Best trade if you believe Silver going to 50?

Discussion in 'Options' started by SymTrader, Jan 23, 2011.

  1. What’s the best options trade if you believe silver is going to $50 and gold to 2000+ before the end of this year? Assuming you are willing to risk say 20K and want the most bang for your buck, what ‘s the best strategy?
    From a guy who has only ever held outright put or call positions.
  2. 1) ?......the December $49/$50 bull-call spread? You'd be paying ~3-cents per spread to earn ~100-cents per spread at expiration with the market at or above $50/ounce...... ~3200% return on margin :eek:
    2) Some of the other "rocket scientists" here may know of other exotic types of combinations that can produce a higher annualized rate of return. :cool:
  3. da-net


    James Cordier @ Liberty Trading Group has some good ideas perhaps it would worth your time to listen to his current weekly outlook audio and consider his approach to trading options.
  4. My mom asked me where she could buy silver as an investment yesterday. The top is in!!!!! Jk good luck man . How would a bull spread work, excuses my options ignorance. Long november 11 short december 11? I have physiucal silver from 13 bucks. Wish I would've used a little leverage!
  5. rosy2


  6. Actually instead of buying the 45s he should buy the 38s because the ask price is 99 cents. he would make $10,000 more if he bought the 38s if the price goes to $50. Plus if the price doesnt go to 50 and only goes to 40, he still doubles his money. If he buys the 45s he loses everything if it only goes to 40. So the 38s are a better bet and he makes more money from $39 per ounce to $50 per ounce. But of course, if the price goes over $51 per ounce, then he would be losing out by owning the 38s to the tune of $20k for every dollar above $51. But still...the safe bet is the 38s because you never know how they will try to manipulate silver.
  7. ckumar88


    Thanks for the ideas.
    I'm obviously a novice in options, so please bear with me. I am attracted to the straight-forward long call SLV trades, but my question is, wouldn't deep in the money options like the 38 or even the 45 calls get very thinly traded should the price get up to around 50? Would there be enough volume to square my position?
  8. rew


    Hah, the last thing we option traders worry about is that we buy some cheap OTM option and then it goes deep ITM! If no one is willing to buy your options at at least their intrinsic value you can always get the intrinsic value by exercising them. (Exercise your calls on SLV, then immediately sell SLV at the market.) You lose the time value when you do that but deep ITM options don't have much time value anyway.

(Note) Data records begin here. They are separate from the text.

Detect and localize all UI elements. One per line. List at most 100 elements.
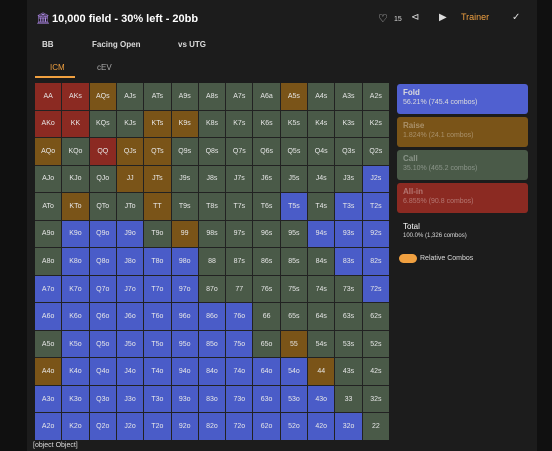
hand-cell[interactable]: 93o	[171, 385, 198, 413]
hand-cell[interactable]: 52o	[280, 413, 308, 440]
hand-cell[interactable]: K4o	[62, 358, 89, 385]
hand-cell[interactable]: A3o	[35, 385, 62, 413]
hand-cell[interactable]: 83o	[198, 385, 226, 413]
hand-cell[interactable]: J3o	[116, 385, 144, 413]
hand-cell[interactable]: J5o	[116, 330, 144, 358]
hand-cell[interactable]: 65o	[253, 330, 280, 358]
hand-cell[interactable]: K3o	[62, 385, 89, 413]
hand-cell[interactable]: K3s	[335, 110, 362, 138]
hand-cell[interactable]: 72o	[226, 413, 253, 440]
hand-cell[interactable]: T7s	[226, 193, 253, 220]
hand-cell[interactable]: AJo	[35, 165, 62, 193]
action-card[interactable]: Raise 1.824% (24.1 combos)	[397, 117, 528, 147]
hand-cell[interactable]: 62s	[362, 303, 389, 330]
hand-cell[interactable]: ATs	[144, 83, 171, 110]
tab[interactable]: ICM	[50, 63, 65, 72]
hand-cell[interactable]: T9s	[171, 193, 198, 220]
hand-cell[interactable]: Q8s	[198, 138, 226, 165]
hand-cell[interactable]: Q3s	[335, 138, 362, 165]
hand-cell[interactable]: A9o	[35, 220, 62, 248]
hand-cell[interactable]: 73s	[335, 275, 362, 303]
hand-cell[interactable]: 62o	[253, 413, 280, 440]
hand-cell[interactable]: J3s	[335, 165, 362, 193]
hand-cell[interactable]: K9o	[62, 220, 89, 248]
hand-cell[interactable]: 95o	[171, 330, 198, 358]
hand-cell[interactable]: Q2s	[362, 138, 389, 165]
hand-cell[interactable]: 88	[198, 248, 226, 275]
hand-cell[interactable]: 86o	[198, 303, 226, 330]
hand-cell[interactable]: JJ	[116, 165, 144, 193]
hand-cell[interactable]: A2o	[35, 413, 62, 440]
hand-cell[interactable]: Q9o	[89, 220, 116, 248]
hand-cell[interactable]: T9o	[144, 220, 171, 248]
hand-cell[interactable]: 63o	[253, 385, 280, 413]
hand-cell[interactable]: A7s	[226, 83, 253, 110]
hand-cell[interactable]: T8o	[144, 248, 171, 275]
trainer[interactable]: Trainer	[461, 12, 490, 22]
hand-cell[interactable]: J2s	[362, 165, 389, 193]
hand-cell[interactable]: J7o	[116, 275, 144, 303]
hand-cell[interactable]: Q7s	[226, 138, 253, 165]
hand-cell[interactable]: QTo	[89, 193, 116, 220]
hand-cell[interactable]: 54o	[280, 358, 308, 385]
hand-cell[interactable]: A4o	[35, 358, 62, 385]
hand-cell[interactable]: KJs	[116, 110, 144, 138]
hand-cell[interactable]: AQo	[35, 138, 62, 165]
hand-cell[interactable]: TT	[144, 193, 171, 220]
hand-cell[interactable]: Q3o	[89, 385, 116, 413]
hand-cell[interactable]: A2s	[362, 83, 389, 110]
hand-cell[interactable]: 53o	[280, 385, 308, 413]
action-card[interactable]: Fold 56.21% (745.4 combos)	[397, 84, 528, 114]
toggle[interactable]	[399, 254, 417, 263]
check[interactable]: ✓	[512, 12, 521, 23]
hand-cell[interactable]: 85s	[280, 248, 308, 275]
hand-cell[interactable]: QTs	[144, 138, 171, 165]
filter[interactable]: BB	[42, 40, 54, 49]
video[interactable]: ▶	[439, 12, 447, 23]
hand-cell[interactable]: QJo	[89, 165, 116, 193]
hand-cell[interactable]: K2o	[62, 413, 89, 440]
hand-cell[interactable]: J5s	[280, 165, 308, 193]
hand-cell[interactable]: 76o	[226, 303, 253, 330]
hand-cell[interactable]: 83s	[335, 248, 362, 275]
hand-cell[interactable]: Q6s	[253, 138, 280, 165]
hand-cell[interactable]: J2o	[116, 413, 144, 440]
hand-cell[interactable]: JTs	[144, 165, 171, 193]
hand-cell[interactable]: A8o	[35, 248, 62, 275]
hand-cell[interactable]: 43s	[335, 358, 362, 385]
hand-cell[interactable]: 84o	[198, 358, 226, 385]
hand-cell[interactable]: J9s	[171, 165, 198, 193]
filter[interactable]: Facing Open	[92, 40, 141, 49]
hand-cell[interactable]: K8o	[62, 248, 89, 275]
hand-cell[interactable]: J7s	[226, 165, 253, 193]
hand-cell[interactable]: JTo	[116, 193, 144, 220]
hand-cell[interactable]: 97o	[171, 275, 198, 303]
hand-cell[interactable]: J6s	[253, 165, 280, 193]
action-card[interactable]: All-in 6.855% (90.8 combos)	[397, 183, 528, 213]
hand-cell[interactable]: K7s	[226, 110, 253, 138]
hand-cell[interactable]: J6o	[116, 303, 144, 330]
hand-cell[interactable]: Q2o	[89, 413, 116, 440]
hand-cell[interactable]: 95s	[280, 220, 308, 248]
hand-cell[interactable]: AQs	[89, 83, 116, 110]
hand-cell[interactable]: Q4o	[89, 358, 116, 385]
hand-cell[interactable]: ATo	[35, 193, 62, 220]
hand-cell[interactable]: 86s	[253, 248, 280, 275]
hand-cell[interactable]: KJo	[62, 165, 89, 193]
hand-cell[interactable]: 96s	[253, 220, 280, 248]
hand-cell[interactable]: 85o	[198, 330, 226, 358]
hand-cell[interactable]: 64s	[308, 303, 335, 330]
hand-cell[interactable]: 99	[171, 220, 198, 248]
hand-cell[interactable]: 66	[253, 303, 280, 330]
hand-cell[interactable]: K5s	[280, 110, 308, 138]
hand-cell[interactable]: 76s	[253, 275, 280, 303]
hand-cell[interactable]: 92s	[362, 220, 389, 248]
hand-cell[interactable]: 96o	[171, 303, 198, 330]
hand-cell[interactable]: 84s	[308, 248, 335, 275]
hand-cell[interactable]: J8s	[198, 165, 226, 193]
hand-cell[interactable]: 42s	[362, 358, 389, 385]
hand-cell[interactable]: 53s	[335, 330, 362, 358]
hand-cell[interactable]: T5s	[280, 193, 308, 220]
hand-cell[interactable]: 32s	[362, 385, 389, 413]
hand-cell[interactable]: 63s	[335, 303, 362, 330]
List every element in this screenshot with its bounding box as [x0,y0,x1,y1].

    If I were you I'd be a lot more concerned about checking my assumption that silver is going to go to $50 in the first place.
  9. ckumar88


    Getting my assumptions wrong and losing money is something I'm quite familiar with, but actually exercising an option--this is something I need to check into. Thanks anyway.
  10. Funny you say that. Two weeks ago I was playing in a local poker tournament; three people at my table were talking all night about their silver and gold bull plays.
    That's not to say the top is in however. The same conversations were going on in 1999 regarding tech stocks and it took a good while for the top to set in.